Friend and colleague Koos de Heer shared this video on Facebook today, and sparked a small chain reaction for me.

First, at its climax, last 30 or 45 seconds, Chaplin cries: “let us fight…!” Yes, to fulfill promise, to free the world, to end barriers, greed, injustice and so on… but it’s still all FIGHTING! Then, it occurs to me that the rallying cry for science and rationality to deliver humankind must have been heard by many of Chaplin’s original viewers. Decades later we would seem to have made science and rationality the new dictators, perhaps more dangerous because more distributed, more deeply embedded in human culture. Even an old community organizer like Barack Obama rises on the strength of a cool, rational, technology-enhanced campaigning.

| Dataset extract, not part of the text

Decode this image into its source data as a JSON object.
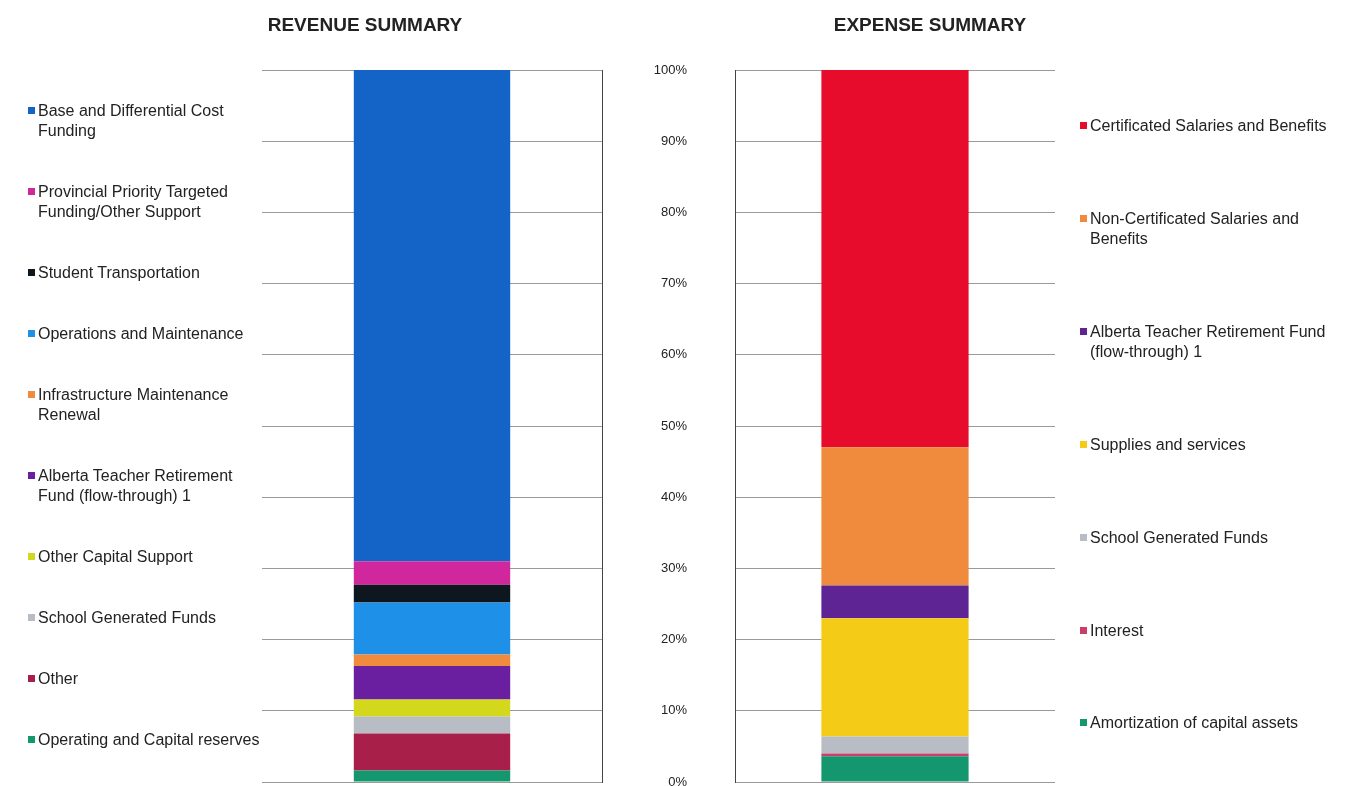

I think Chaplin was onto something with his bits early in the video about kindness, and what all humans want. Wish I could here a crescendo built on that view, before he slipped back into “fight fight fight!” The big paradox… How does one person make this sort of empassioned rallying cry for neighbors, brothers, sisters, friends, lovers, parents, teachers, partners, fellow travelers and other strangers?

For me, something of the answer might unfold next week. I am looking forward to spending four days in a CJYI training course, with an old friend who just happens to be the guy who hired Obama into Chicago and introduced him to organizing. We — he’s a student in the course, not the teacher — will be learning a person-to-person approach to something called restorative justice, what a practitioner/journalist friend has called “get a rock and talk.” Not especially rational or technical or scientific. Not any sort of fighting or rallying. Just a quietly personal and increasingly effective movement, reflecting on responsibility, redefining justice, and ultimately reallocating power, in real community.